Intel: Xe 2 Family Includes Xe-LPG and Xe-HPG GPUs With Slight Variations
When Intel announced its Xe family of graphics processors in 2020, it introduced up to four microarchitectures. This eventually led to large delays, Xe-HP data center GPU cancellations, and driver issues. The company now says it has learned its lesson. The Xe 2 ‘Battlemage’ family has fewer microarchitectures to offer. Still, there are his Xe2-LPG and Xe2-HPG microarchitectures for different kinds of GPUs.
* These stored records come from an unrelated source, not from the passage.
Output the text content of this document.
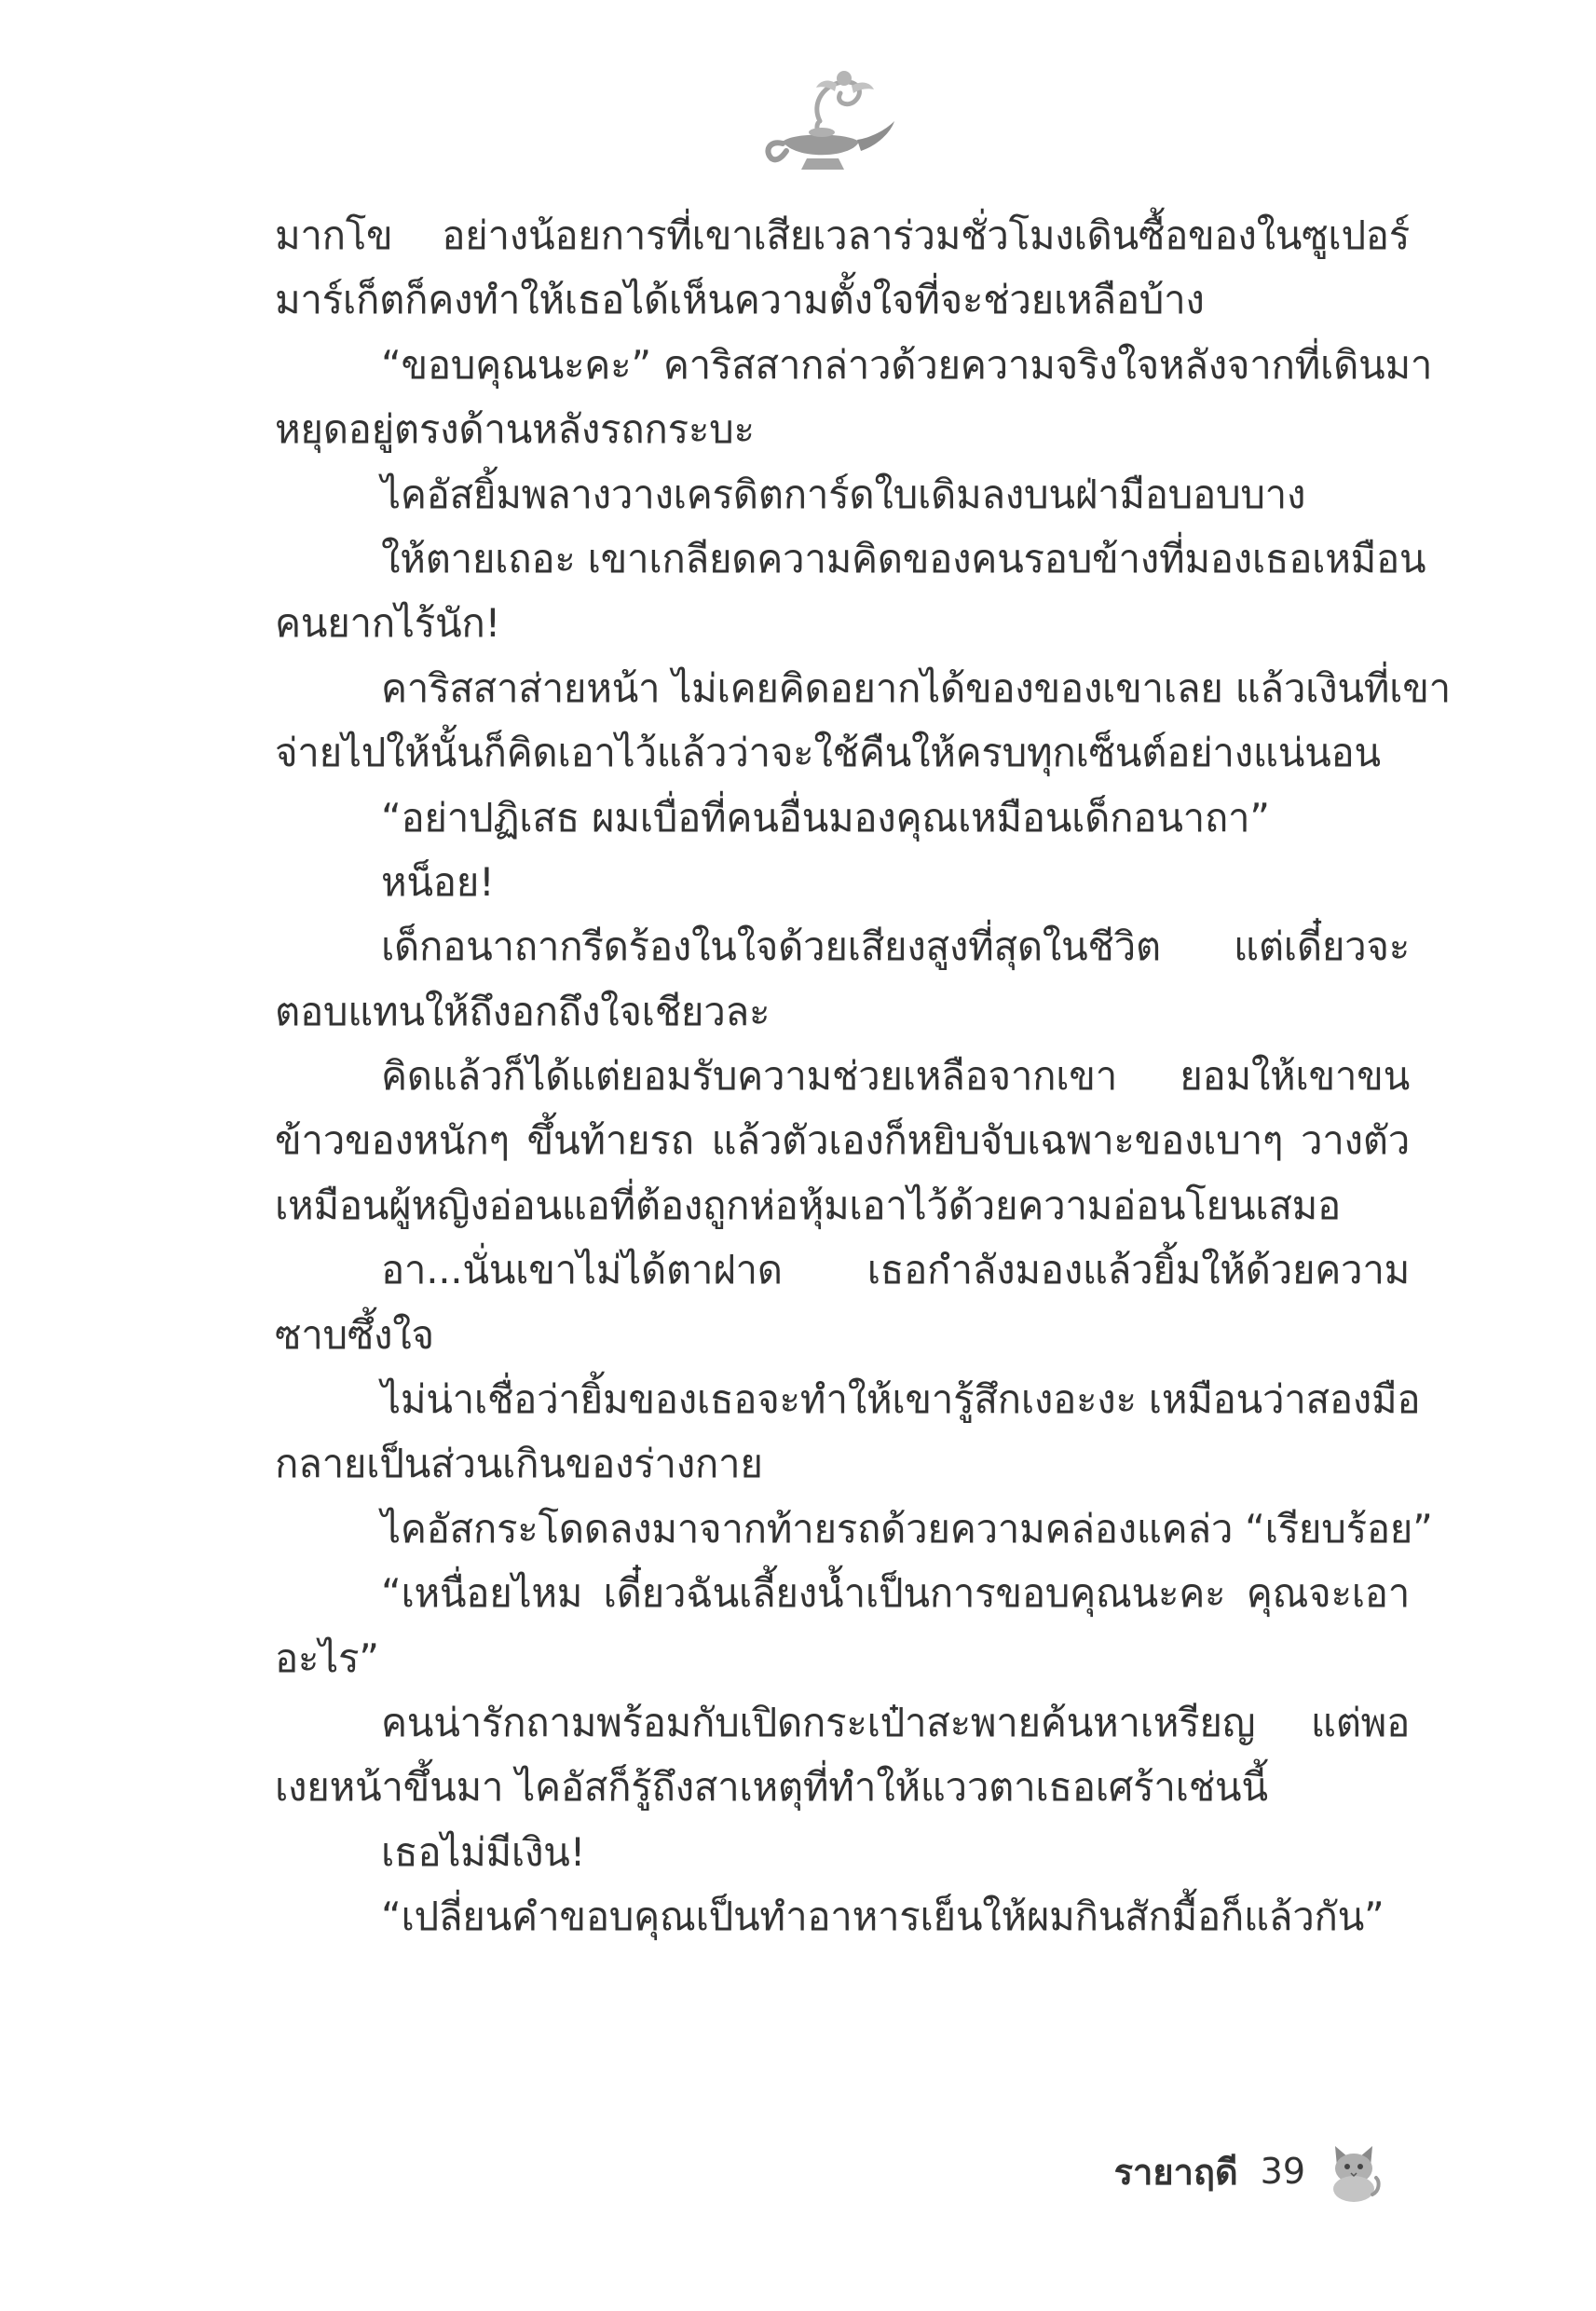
มากโข อย่างน้อยการที่เขาเสียเวลาร่วมชั่วโมงเดินซื้อของในซูเปอร์
มาร์เก็ตก็คงทำให้เธอได้เห็นความตั้งใจที่จะช่วยเหลือบ้าง
“ขอบคุณนะคะ” คาริสสากล่าวด้วยความจริงใจหลังจากที่เดินมา
หยุดอยู่ตรงด้านหลังรถกระบะ
ไคอัสยิ้มพลางวางเครดิตการ์ดใบเดิมลงบนฝ่ามือบอบบาง
ให้ตายเถอะ เขาเกลียดความคิดของคนรอบข้างที่มองเธอเหมือน
คนยากไร้นัก!
คาริสสาส่ายหน้า ไม่เคยคิดอยากได้ของของเขาเลย แล้วเงินที่เขา
จ่ายไปให้นั้นก็คิดเอาไว้แล้วว่าจะใช้คืนให้ครบทุกเซ็นต์อย่างแน่นอน
“อย่าปฏิเสธ ผมเบื่อที่คนอื่นมองคุณเหมือนเด็กอนาถา”
หน็อย!
เด็กอนาถากรีดร้องในใจด้วยเสียงสูงที่สุดในชีวิต แต่เดี๋ยวจะ
ตอบแทนให้ถึงอกถึงใจเชียวละ
คิดแล้วก็ได้แต่ยอมรับความช่วยเหลือจากเขา ยอมให้เขาขน
ข้าวของหนักๆ ขึ้นท้ายรถ แล้วตัวเองก็หยิบจับเฉพาะของเบาๆ วางตัว
เหมือนผู้หญิงอ่อนแอที่ต้องถูกห่อหุ้มเอาไว้ด้วยความอ่อนโยนเสมอ
อา...นั่นเขาไม่ได้ตาฝาด เธอกำลังมองแล้วยิ้มให้ด้วยความ
ซาบซึ้งใจ
ไม่น่าเชื่อว่ายิ้มของเธอจะทำให้เขารู้สึกเงอะงะ เหมือนว่าสองมือ
กลายเป็นส่วนเกินของร่างกาย
ไคอัสกระโดดลงมาจากท้ายรถด้วยความคล่องแคล่ว “เรียบร้อย”
“เหนื่อยไหม เดี๋ยวฉันเลี้ยงน้ำเป็นการขอบคุณนะคะ คุณจะเอา
อะไร”
คนน่ารักถามพร้อมกับเปิดกระเป๋าสะพายค้นหาเหรียญ แต่พอ
เงยหน้าขึ้นมา ไคอัสก็รู้ถึงสาเหตุที่ทำให้แววตาเธอเศร้าเช่นนี้
เธอไม่มีเงิน!
“เปลี่ยนคำขอบคุณเป็นทำอาหารเย็นให้ผมกินสักมื้อก็แล้วกัน”
รายาฤดี 39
“We have Xe, we have Xe 2, and in that Xe 2 generation we have Xe-LPG, we have HPG (…), we have small variations (…), and this is our big lesson,” said Tom Peterson. said. In an interview with an Intel Fellow hardware lux“The idea was that we had to optimize for each segment, build separate chips, do separate verifications. I think it’s better to think of it like a hard IP business.”
With the Battlemage generation of GPUs, Intel will stick to the Xe2-LPG and Xe2-HPG microarchitectures. It’s unclear if Xe2-HPC is still planned, but officially Intel’s next-generation GPU for HPC, codenamed Realto Bridge, will feature ‘Enhanced Xe-HPC’ cores, not Xe2-HPC cores. Based on
“As we progressed through the roadmap, we realized that the QA process and segmentation were very costly. We knew we needed to differentiate our IP and customize it for each segment,” said Peterson. increase. “[…] Take only one thing and go anywhere without changing it. That’s the strategy we’re looking at going forward. Because that’s the only way to reuse the IP and make it actually work. ”
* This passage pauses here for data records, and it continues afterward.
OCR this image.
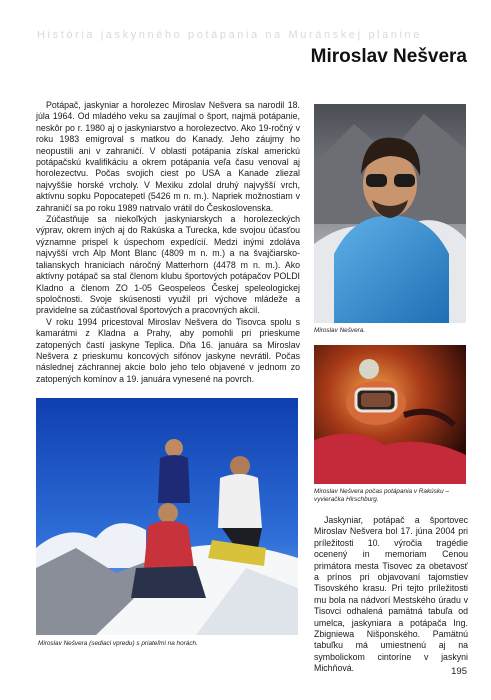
História jaskynného potápania na Muránskej planine
Miroslav Nešvera

Potápač, jaskyniar a horolezec Miroslav Nešvera sa narodil 18. júla 1964. Od mladého veku sa zaujímal o šport, najmä potápanie, neskôr po r. 1980 aj o jaskyniarstvo a horolezectvo. Ako 19-ročný v roku 1983 emigroval s matkou do Kanady. Jeho záujmy ho neopustili ani v zahraničí. V oblasti potápania získal americkú potápačskú kvalifikáciu a okrem potápania veľa času venoval aj horolezectvu. Počas svojich ciest po USA a Kanade zliezal najvyššie horské vrcholy. V Mexiku zdolal druhý najvyšší vrch, aktívnu sopku Popocatepetl (5426 m n. m.). Napriek možnostiam v zahraničí sa po roku 1989 natrvalo vrátil do Československa.

Zúčastňuje sa niekoľkých jaskyniarskych a horolezeckých výprav, okrem iných aj do Rakúska a Turecka, kde svojou účasťou významne prispel k úspechom expedícií. Medzi inými zdoláva najvyšší vrch Alp Mont Blanc (4809 m n. m.) a na švajčiarsko-talianskych hraniciach náročný Matterhorn (4478 m n. m.). Ako aktívny potápač sa stal členom klubu športových potápačov POLDI Kladno a členom ZO 1-05 Geospeleos Českej speleologickej spoločnosti. Svoje skúsenosti využil pri výchove mládeže a pravidelne sa zúčastňoval športových a pracovných akcií.

V roku 1994 pricestoval Miroslav Nešvera do Tisovca spolu s kamarátmi z Kladna a Prahy, aby pomohli pri prieskume zatopených častí jaskyne Teplica. Dňa 16. januára sa Miroslav Nešvera z prieskumu koncových sifónov jaskyne nevrátil. Počas následnej záchrannej akcie bolo jeho telo objavené v jednom zo zatopených komínov a 19. januára vynesené na povrch.

Miroslav Nešvera.
Miroslav Nešvera počas potápania v Rakúsku – vyvieračka Hirschburg.
Miroslav Nešvera (sediaci vpredu) s priateľmi na horách.

Jaskyniar, potápač a športovec Miroslav Nešvera bol 17. júna 2004 pri príležitosti 10. výročia tragédie ocenený in memoriam Cenou primátora mesta Tisovec za obetavosť a prínos pri objavovaní tajomstiev Tisovského krasu. Pri tejto príležitosti mu bola na nádvorí Mestského úradu v Tisovci odhalená pamätná tabuľa od umelca, jaskyniara a potápača Ing. Zbigniewa Nišponského. Pamätnú tabuľku má umiestnenú aj na symbolickom cintoríne v jaskyni Michňová.	195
Intel’s original Xe family contained four microarchitectures. Xe-LP for integrated and low-end standalone GPUs, Xe-HPG for discrete desktop graphics cards, Xe-HP for cloud data centers, and Xe-HPC for high performance computing. Developing a vastly different GPU microarchitecture has advantages in terms of performance and die size. For example, with Intel selling so many client CPUs, a slightly smaller iGPU without features like ray tracing could translate into hundreds of millions of dollars in cost savings. Meanwhile, the redesigned Xe-HPC core leads to improved performance.
But Intel had to design, validate, and manufacture up to nine different GPU variants to deliver on that promise. That’s a pretty huge number for one product family, even for a giant like Intel.
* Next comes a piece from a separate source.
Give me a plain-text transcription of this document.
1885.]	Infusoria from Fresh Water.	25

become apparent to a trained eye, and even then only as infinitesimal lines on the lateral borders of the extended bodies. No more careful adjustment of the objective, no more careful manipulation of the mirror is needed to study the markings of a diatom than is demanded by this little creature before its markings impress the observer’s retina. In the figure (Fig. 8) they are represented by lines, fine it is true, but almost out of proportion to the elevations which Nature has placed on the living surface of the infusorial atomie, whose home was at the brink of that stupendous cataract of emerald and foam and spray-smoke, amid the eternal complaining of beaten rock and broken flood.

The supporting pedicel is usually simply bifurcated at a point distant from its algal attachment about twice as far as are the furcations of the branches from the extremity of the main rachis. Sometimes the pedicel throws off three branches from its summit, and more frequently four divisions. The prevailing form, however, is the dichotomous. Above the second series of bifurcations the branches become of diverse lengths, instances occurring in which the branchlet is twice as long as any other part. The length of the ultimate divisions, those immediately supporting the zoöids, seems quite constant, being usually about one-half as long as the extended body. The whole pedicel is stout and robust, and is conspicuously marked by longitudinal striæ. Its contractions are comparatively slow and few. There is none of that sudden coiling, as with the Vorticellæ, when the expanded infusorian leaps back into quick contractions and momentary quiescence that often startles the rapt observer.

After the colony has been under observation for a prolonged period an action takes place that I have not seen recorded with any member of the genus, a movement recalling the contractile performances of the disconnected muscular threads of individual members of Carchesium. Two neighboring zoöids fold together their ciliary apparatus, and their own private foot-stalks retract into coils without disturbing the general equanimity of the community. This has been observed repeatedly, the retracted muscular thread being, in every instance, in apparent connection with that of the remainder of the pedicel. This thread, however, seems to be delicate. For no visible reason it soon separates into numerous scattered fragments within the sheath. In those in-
Ultimately, the company decided that the Xe-HPG and Xe-HPC GPUs could handle the data center verticals, so the Xe-HP had to be phased out. However, the company spent valuable time developing his Xe-HP hardware and software stack. Additionally, the Xe-LP and Xe-HPG are so different that the company had to tune the integrated and standalone GPUs separately and develop different drivers for the embedded and discrete graphics processors. As a result, the Xe-LP iGPU was in time for 2020, while the Xe-HPG and Xe-HPC GPUs were delayed by at least a year.
The company says it learned a lesson with its first-generation Xe graphics processors, but it remains to be seen if the Xe2 Battlemage GPUs will be ready to compete with the best graphics cards from AMD and Nvidia.